La mayor tendencia estaba en la
forma de vestir y en la presentación personal. Como coincidimos con la década
de 1970, cuando los jipis impusieron sus gustos, dejamos crecer el pelo hasta
que nos llegaba a los hombros, donde le dábamos unos tijeretazos para que no
siguiera espalda abajo. Los crespos optaron por lucir el Afrikan Look, unas
motas de churruscos que los hacían parecer un algodón de azúcar. Y en la casa
los papás y en el colegio profesores y directivos a juro que nos harían cambiar
de parecer.
Con las prendas de vestir sí que se
presentaron novedades; llegó la moda de los pantalones de bota ancha y todos
quisimos lucirlos para salir a ‘cocacoliar’. Lo primero era ir al centro, a la
calle 19, donde en el almacén de Juancho Rincón se conseguían cortes de
terlenka para mandarlos a hacer.

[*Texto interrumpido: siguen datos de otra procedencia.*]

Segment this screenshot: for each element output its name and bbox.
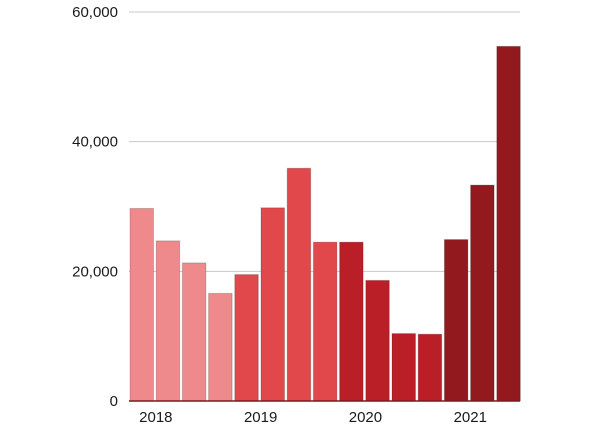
y-tick-label: 60,000 [72, 4, 118, 21]
bar-2019-q1 [234, 274, 259, 402]
bar-2020-q3 [391, 333, 416, 402]
x-tick-label-2018: 2018 [139, 409, 172, 426]
bar-2021-q1 [443, 239, 469, 402]
bar-2018-q1 [129, 207, 154, 402]
bar-2020-q4 [417, 333, 443, 402]
x-tick-label-2021: 2021 [454, 409, 487, 426]
y-tick-label: 0 [110, 393, 118, 410]
bar-2019-q3 [286, 167, 312, 402]
bar-2018-q2 [155, 240, 181, 402]
y-tick-label: 20,000 [72, 263, 118, 280]
y-tick-label: 40,000 [72, 134, 118, 151]
x-tick-label-2019: 2019 [244, 409, 277, 426]
bar-2021-q2 [470, 184, 495, 402]
bar-2019-q4 [312, 241, 338, 402]
bar-2018-q3 [181, 262, 207, 402]
gridlines [129, 11, 520, 272]
x-tick-label-2020: 2020 [349, 409, 382, 426]
bar-2021-q3 [496, 45, 521, 402]
bar-2018-q4 [208, 292, 233, 402]
bar-2020-q1 [339, 241, 364, 402]
axes: 0 20,000 40,000 60,000 2018 2019 2020 2021 [72, 4, 520, 426]
bar-2019-q2 [260, 207, 285, 402]
bars [129, 45, 521, 402]
bar-2020-q2 [365, 279, 390, 402]
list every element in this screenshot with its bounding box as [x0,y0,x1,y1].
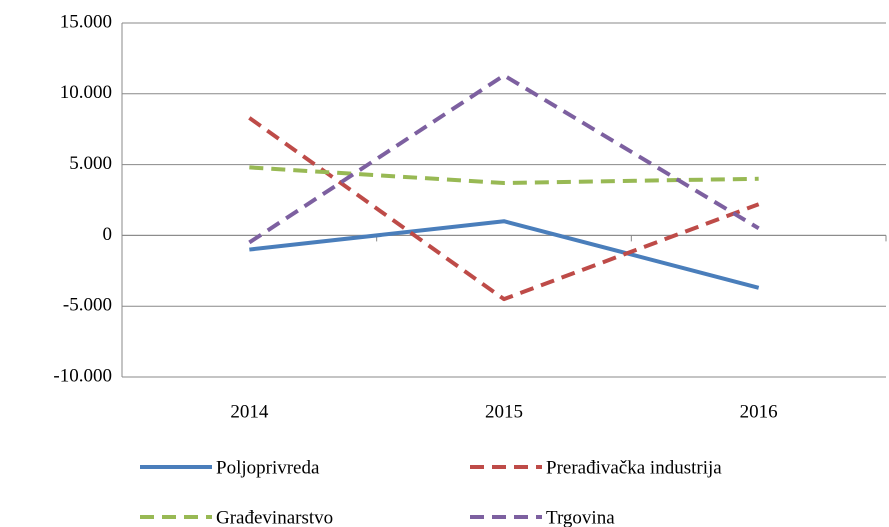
y-tick-label: 15.000 [60,11,112,32]
series-line [248,73,760,245]
x-tick-label: 2015 [485,401,523,422]
x-tick-label: 2016 [740,401,778,422]
series-line [249,165,759,186]
legend-label: Prerađivačka industrija [546,457,722,478]
y-tick-label: -10.000 [53,365,112,386]
y-tick-label: -5.000 [63,295,112,316]
y-tick-label: 5.000 [69,153,112,174]
legend-label: Trgovina [546,507,615,527]
legend-label: Poljoprivreda [216,457,320,478]
series-line [249,219,760,290]
y-tick-label: 0 [103,224,113,245]
y-tick-label: 10.000 [60,82,112,103]
x-tick-label: 2014 [230,401,269,422]
series-line [248,116,760,302]
legend-label: Građevinarstvo [216,507,333,527]
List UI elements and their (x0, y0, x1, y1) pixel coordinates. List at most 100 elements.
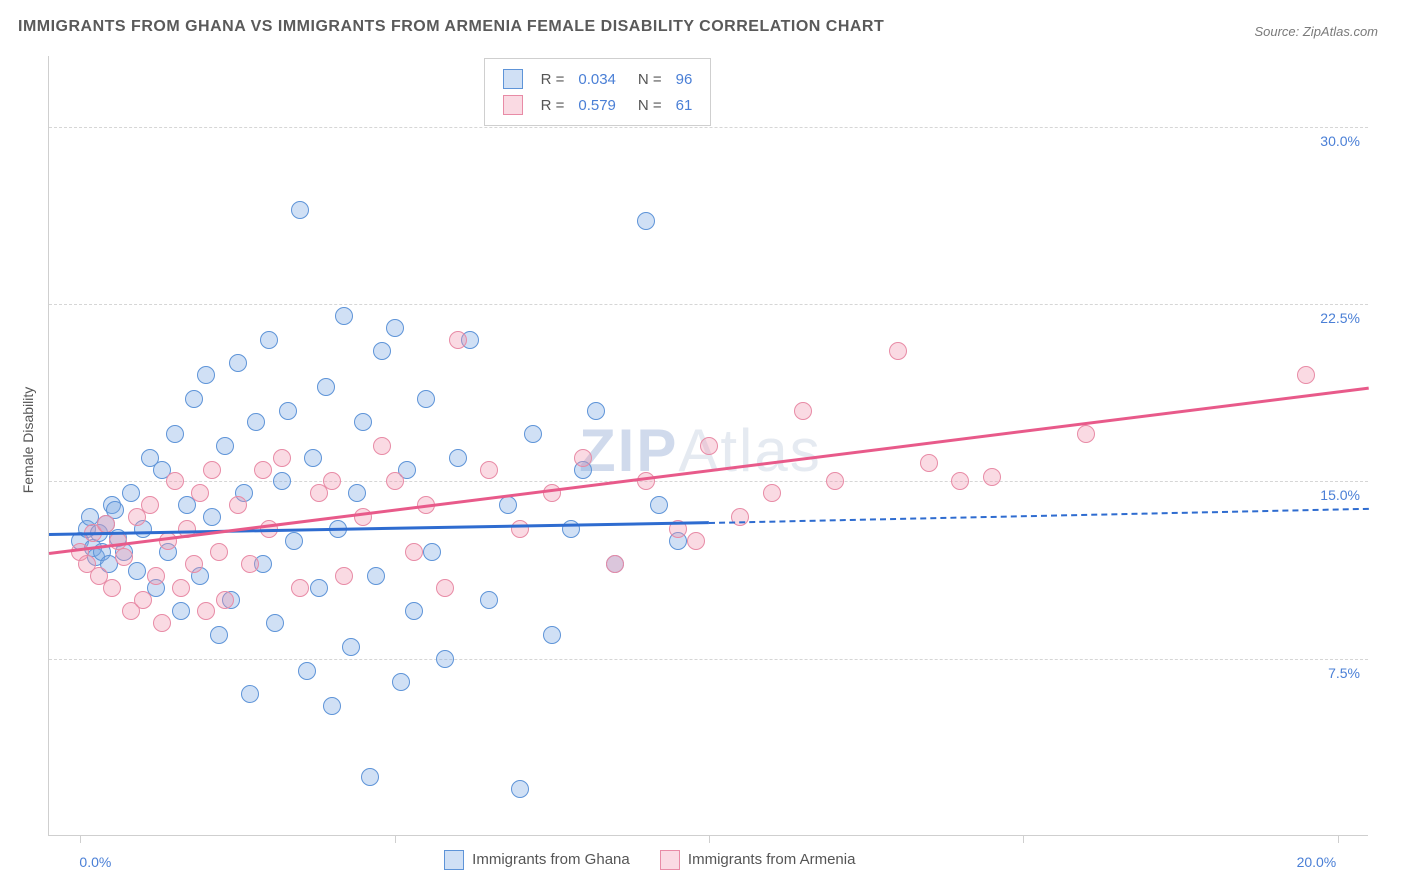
legend-n-value: 96 (670, 67, 699, 91)
data-point-ghana (524, 425, 542, 443)
data-point-armenia (254, 461, 272, 479)
data-point-armenia (606, 555, 624, 573)
legend-r-label: R = (535, 67, 571, 91)
trendline-armenia (49, 387, 1369, 555)
data-point-ghana (285, 532, 303, 550)
data-point-ghana (405, 602, 423, 620)
data-point-armenia (436, 579, 454, 597)
data-point-ghana (587, 402, 605, 420)
data-point-armenia (185, 555, 203, 573)
scatter-plot-area: ZIPAtlas 7.5%15.0%22.5%30.0% (48, 56, 1368, 836)
data-point-ghana (511, 780, 529, 798)
legend-r-value: 0.579 (572, 93, 622, 117)
data-point-ghana (304, 449, 322, 467)
legend-n-label: N = (624, 67, 668, 91)
chart-title: IMMIGRANTS FROM GHANA VS IMMIGRANTS FROM… (18, 18, 884, 36)
data-point-armenia (637, 472, 655, 490)
legend-n-label: N = (624, 93, 668, 117)
data-point-armenia (115, 548, 133, 566)
data-point-armenia (794, 402, 812, 420)
data-point-ghana (216, 437, 234, 455)
data-point-armenia (172, 579, 190, 597)
data-point-ghana (354, 413, 372, 431)
legend-r-value: 0.034 (572, 67, 622, 91)
data-point-ghana (279, 402, 297, 420)
data-point-armenia (291, 579, 309, 597)
data-point-armenia (920, 454, 938, 472)
legend-item-ghana: Immigrants from Ghana (444, 850, 630, 870)
data-point-armenia (1297, 366, 1315, 384)
data-point-ghana (423, 543, 441, 561)
data-point-ghana (122, 484, 140, 502)
legend-item-armenia: Immigrants from Armenia (660, 850, 856, 870)
x-tick-label: 0.0% (79, 854, 111, 870)
data-point-ghana (166, 425, 184, 443)
data-point-armenia (97, 515, 115, 533)
data-point-ghana (273, 472, 291, 490)
data-point-armenia (700, 437, 718, 455)
trendline-ghana-extended (709, 507, 1369, 523)
data-point-armenia (687, 532, 705, 550)
data-point-armenia (134, 591, 152, 609)
data-point-ghana (128, 562, 146, 580)
data-point-armenia (1077, 425, 1095, 443)
gridline (49, 304, 1368, 305)
legend-label: Immigrants from Ghana (472, 851, 630, 868)
data-point-armenia (159, 532, 177, 550)
data-point-ghana (543, 626, 561, 644)
data-point-ghana (260, 331, 278, 349)
gridline (49, 481, 1368, 482)
data-point-ghana (310, 579, 328, 597)
data-point-armenia (405, 543, 423, 561)
data-point-ghana (185, 390, 203, 408)
gridline (49, 127, 1368, 128)
data-point-ghana (449, 449, 467, 467)
legend-swatch (444, 850, 464, 870)
data-point-ghana (197, 366, 215, 384)
data-point-armenia (480, 461, 498, 479)
y-axis-title: Female Disability (20, 387, 36, 494)
data-point-armenia (323, 472, 341, 490)
data-point-ghana (241, 685, 259, 703)
series-legend: Immigrants from Ghana Immigrants from Ar… (444, 850, 855, 870)
data-point-armenia (147, 567, 165, 585)
data-point-armenia (216, 591, 234, 609)
data-point-ghana (417, 390, 435, 408)
data-point-armenia (210, 543, 228, 561)
data-point-armenia (103, 579, 121, 597)
data-point-armenia (273, 449, 291, 467)
data-point-ghana (247, 413, 265, 431)
data-point-ghana (650, 496, 668, 514)
data-point-ghana (499, 496, 517, 514)
data-point-ghana (637, 212, 655, 230)
data-point-ghana (266, 614, 284, 632)
data-point-ghana (386, 319, 404, 337)
y-tick-label: 30.0% (1320, 133, 1360, 149)
x-tick (395, 835, 396, 843)
data-point-ghana (361, 768, 379, 786)
legend-r-label: R = (535, 93, 571, 117)
data-point-ghana (367, 567, 385, 585)
legend-swatch (660, 850, 680, 870)
data-point-ghana (298, 662, 316, 680)
data-point-ghana (348, 484, 366, 502)
source-attribution: Source: ZipAtlas.com (1254, 24, 1378, 39)
data-point-armenia (241, 555, 259, 573)
gridline (49, 659, 1368, 660)
data-point-armenia (166, 472, 184, 490)
data-point-armenia (386, 472, 404, 490)
data-point-armenia (354, 508, 372, 526)
data-point-ghana (373, 342, 391, 360)
data-point-armenia (229, 496, 247, 514)
x-tick (1338, 835, 1339, 843)
data-point-ghana (291, 201, 309, 219)
data-point-ghana (392, 673, 410, 691)
data-point-armenia (203, 461, 221, 479)
data-point-armenia (153, 614, 171, 632)
data-point-armenia (826, 472, 844, 490)
data-point-armenia (191, 484, 209, 502)
data-point-ghana (210, 626, 228, 644)
data-point-armenia (543, 484, 561, 502)
data-point-ghana (203, 508, 221, 526)
legend-label: Immigrants from Armenia (688, 851, 856, 868)
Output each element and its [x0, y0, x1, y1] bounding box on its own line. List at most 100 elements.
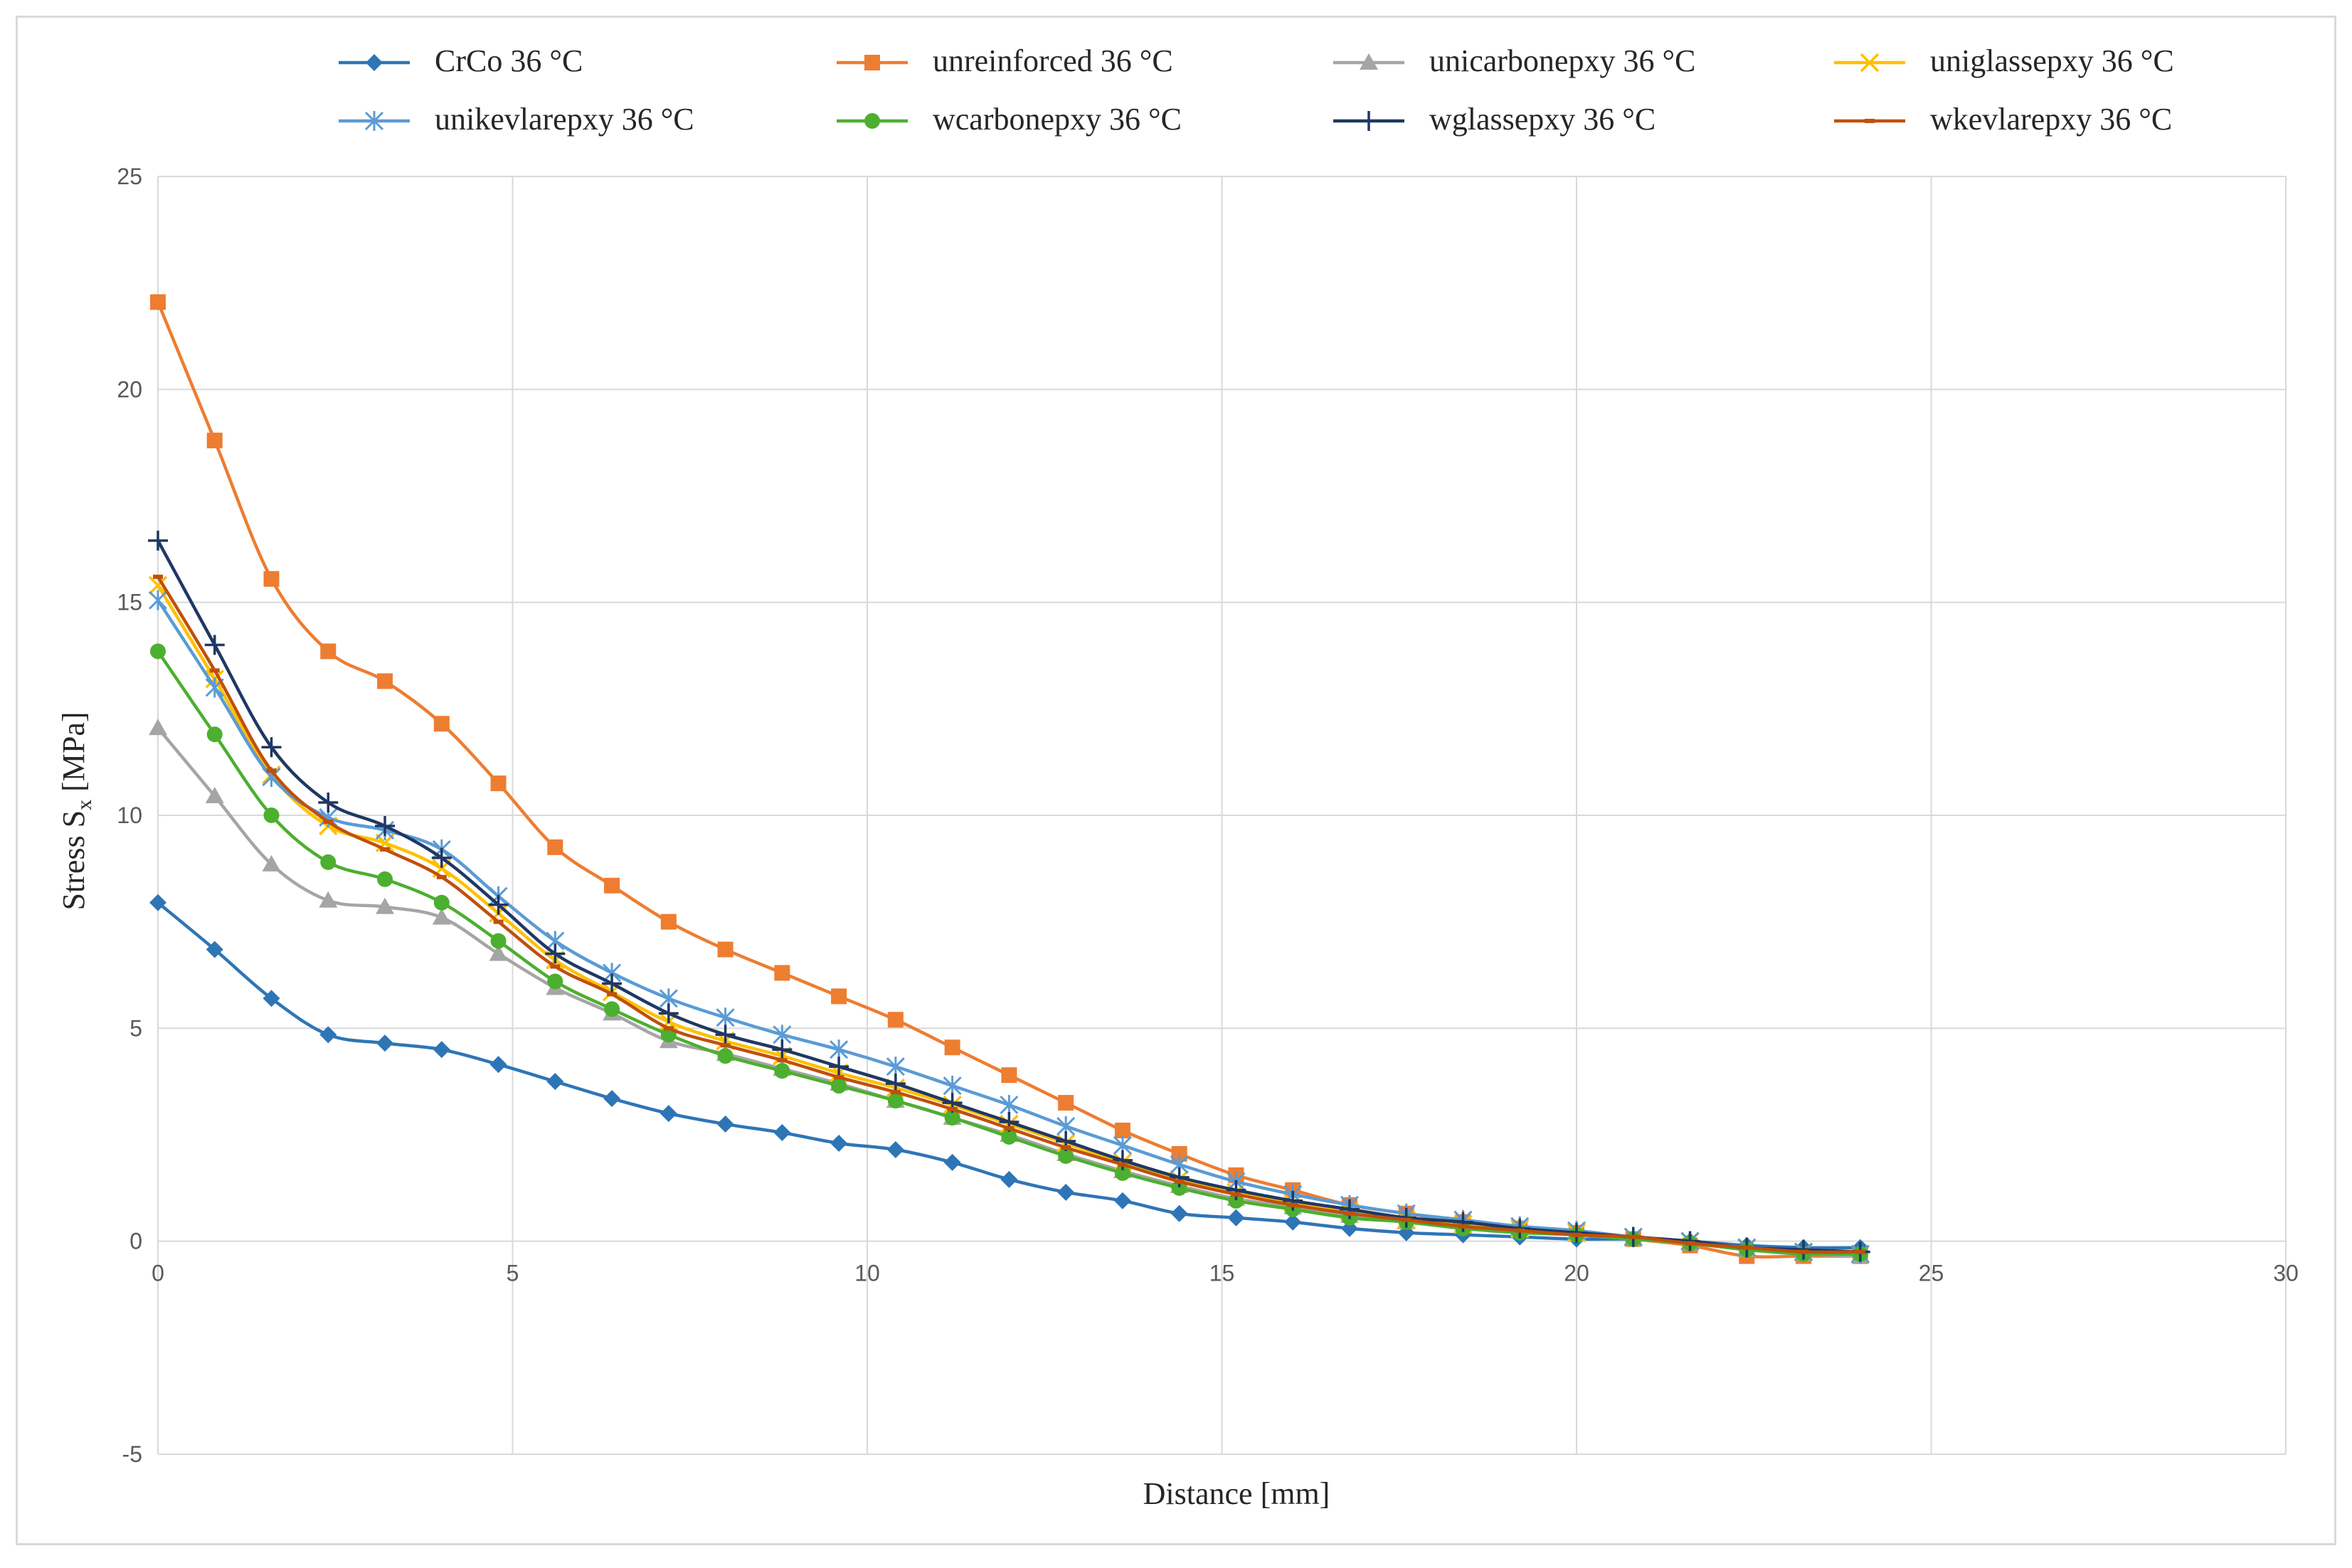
data-point	[431, 847, 452, 868]
data-point	[436, 874, 447, 879]
data-point	[602, 973, 623, 994]
data-point	[490, 933, 507, 949]
data-point	[830, 1039, 849, 1060]
chart-frame	[16, 16, 2336, 1545]
data-point	[1004, 1126, 1015, 1131]
data-point	[886, 1056, 905, 1077]
data-point	[660, 913, 677, 930]
series-line	[157, 901, 1860, 1250]
data-point	[206, 726, 223, 743]
legend-label: unikevlarepxy 36 °C	[435, 102, 694, 137]
data-point	[488, 894, 509, 915]
data-point	[1114, 1165, 1130, 1181]
data-point	[149, 719, 167, 736]
data-point	[547, 839, 563, 855]
data-point	[550, 964, 561, 969]
data-point	[659, 1105, 677, 1123]
data-point	[777, 1058, 788, 1063]
data-point	[1288, 1202, 1298, 1207]
series-lines	[148, 294, 1870, 1264]
legend-label: uniglassepxy 36 °C	[1930, 43, 2174, 78]
data-point	[1515, 1228, 1525, 1233]
data-point	[604, 877, 620, 894]
y-axis-title-unit: [MPa]	[56, 711, 92, 800]
data-point	[150, 643, 166, 659]
legend-symbol	[1834, 53, 1905, 73]
data-point	[1228, 1192, 1244, 1209]
series-5	[150, 643, 1868, 1262]
data-point	[261, 737, 282, 758]
y-tick-label: 20	[117, 376, 142, 402]
data-point	[831, 988, 847, 1005]
data-point	[1344, 1211, 1355, 1216]
data-point	[1339, 1199, 1360, 1219]
legend-symbol	[837, 55, 908, 70]
data-point	[1112, 1150, 1133, 1170]
data-point	[944, 1039, 960, 1056]
data-point	[1114, 1123, 1130, 1139]
data-point	[1058, 1095, 1074, 1111]
tick-labels: -5 0 5 10 15 20 25 0 5 10 15 20 25 30	[117, 164, 2298, 1467]
legend-label: wkevlarepxy 36 °C	[1930, 102, 2173, 137]
data-point	[1284, 1213, 1302, 1231]
data-point	[1170, 1204, 1188, 1222]
data-point	[1401, 1217, 1411, 1222]
data-point	[263, 571, 280, 587]
data-point	[1000, 1170, 1018, 1188]
data-point	[266, 768, 277, 773]
data-point	[320, 643, 337, 659]
data-point	[1458, 1224, 1468, 1229]
data-point	[720, 1043, 731, 1048]
data-point	[887, 1093, 904, 1109]
data-point	[1117, 1162, 1128, 1167]
legend-symbols	[339, 53, 1905, 131]
x-tick-label: 30	[2273, 1261, 2299, 1286]
data-point	[715, 1024, 736, 1045]
y-axis-title-subscript: x	[72, 799, 96, 810]
y-tick-label: 25	[117, 164, 142, 189]
data-point	[149, 894, 166, 911]
legend-label: unreinforced 36 °C	[933, 43, 1173, 78]
y-tick-label: 10	[117, 802, 142, 828]
data-point	[1058, 1148, 1074, 1164]
legend-label: wglassepxy 36 °C	[1429, 102, 1656, 137]
data-point	[1113, 1192, 1131, 1209]
legend-marker	[1865, 119, 1875, 123]
data-point	[490, 775, 507, 792]
data-point	[604, 1001, 620, 1017]
legend-marker	[1359, 111, 1379, 131]
data-point	[1685, 1241, 1695, 1246]
data-point	[947, 1107, 958, 1112]
x-axis-title: Distance [mm]	[1143, 1476, 1330, 1511]
x-tick-label: 0	[152, 1261, 164, 1286]
y-axis-title: Stress Sx [MPa]	[56, 711, 96, 910]
data-point	[380, 847, 391, 852]
data-point	[1799, 1249, 1809, 1254]
data-point	[774, 1063, 790, 1079]
y-tick-label: 5	[129, 1015, 142, 1041]
data-point	[663, 1026, 674, 1031]
data-point	[375, 815, 396, 836]
x-tick-label: 15	[1209, 1261, 1235, 1286]
data-point	[150, 294, 166, 310]
data-point	[377, 673, 393, 689]
series-line	[157, 539, 1860, 1254]
series-line	[157, 576, 1860, 1254]
data-point	[148, 530, 168, 551]
data-point	[1174, 1179, 1185, 1184]
data-point	[489, 1056, 507, 1074]
data-point	[433, 1041, 450, 1059]
data-point	[658, 1003, 679, 1024]
x-tick-label: 25	[1919, 1261, 1944, 1286]
data-point	[603, 1090, 621, 1108]
data-point	[717, 941, 733, 958]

Un sastre o una costurera los cortaban a la
medida y de una vez se les encargaban varias camisas, de cuadros coloridos,
ceñidas al cuerpo y cuellos estrambóticos.
Pero sin duda lo más curioso de esa
época fueron los zapatos. Ahora me parecen ridículos y espantosamente feos,
pero entonces se imponían y no quedaba sino llevarlos. Era calzado de la época
de Luis XV, con tacón mediano, trompones y una hebilla grande en el empeine.
Los manteníamos bien embetunados y en esos esperpentos aprendimos a caminar,
porque se volvieron indispensables en la indumentaria del día. También se
impusieron las camisetas sicodélicas teñidas en casa.
En los ‘agáchese’ de la
calle 19 vendían unas camiseticas chinas muy baratas; además comprábamos en la
droguería Versalles una cajita de Iris, un producto para teñir. En la cocina de
la casa cogíamos la olla del sancocho para calentar agua y a las camisetas les
hacíamos nudos que amarrábamos con cabuya. El paso siguiente era echarlas a
hervir un rato, con la anilina correspondiente, y al final se retiraban las
cabuyas y el resultado era fenomenal.
Pero no todas las modas eran de
prendas de vestir, muchas otras entretenciones tenían su cuarto de hora durante
el año. Bastaba que alguno se apareciera con canicas o bolas de cristal y de
inmediato se imponían los cinco hoyos y el pipo y cuarta. La idea era llenar
los bolsillos de bolas. Con frecuencia promocionaban álbumes y todo el mundo a
comprar láminas, cambiarlas y apostar de cualquier manera.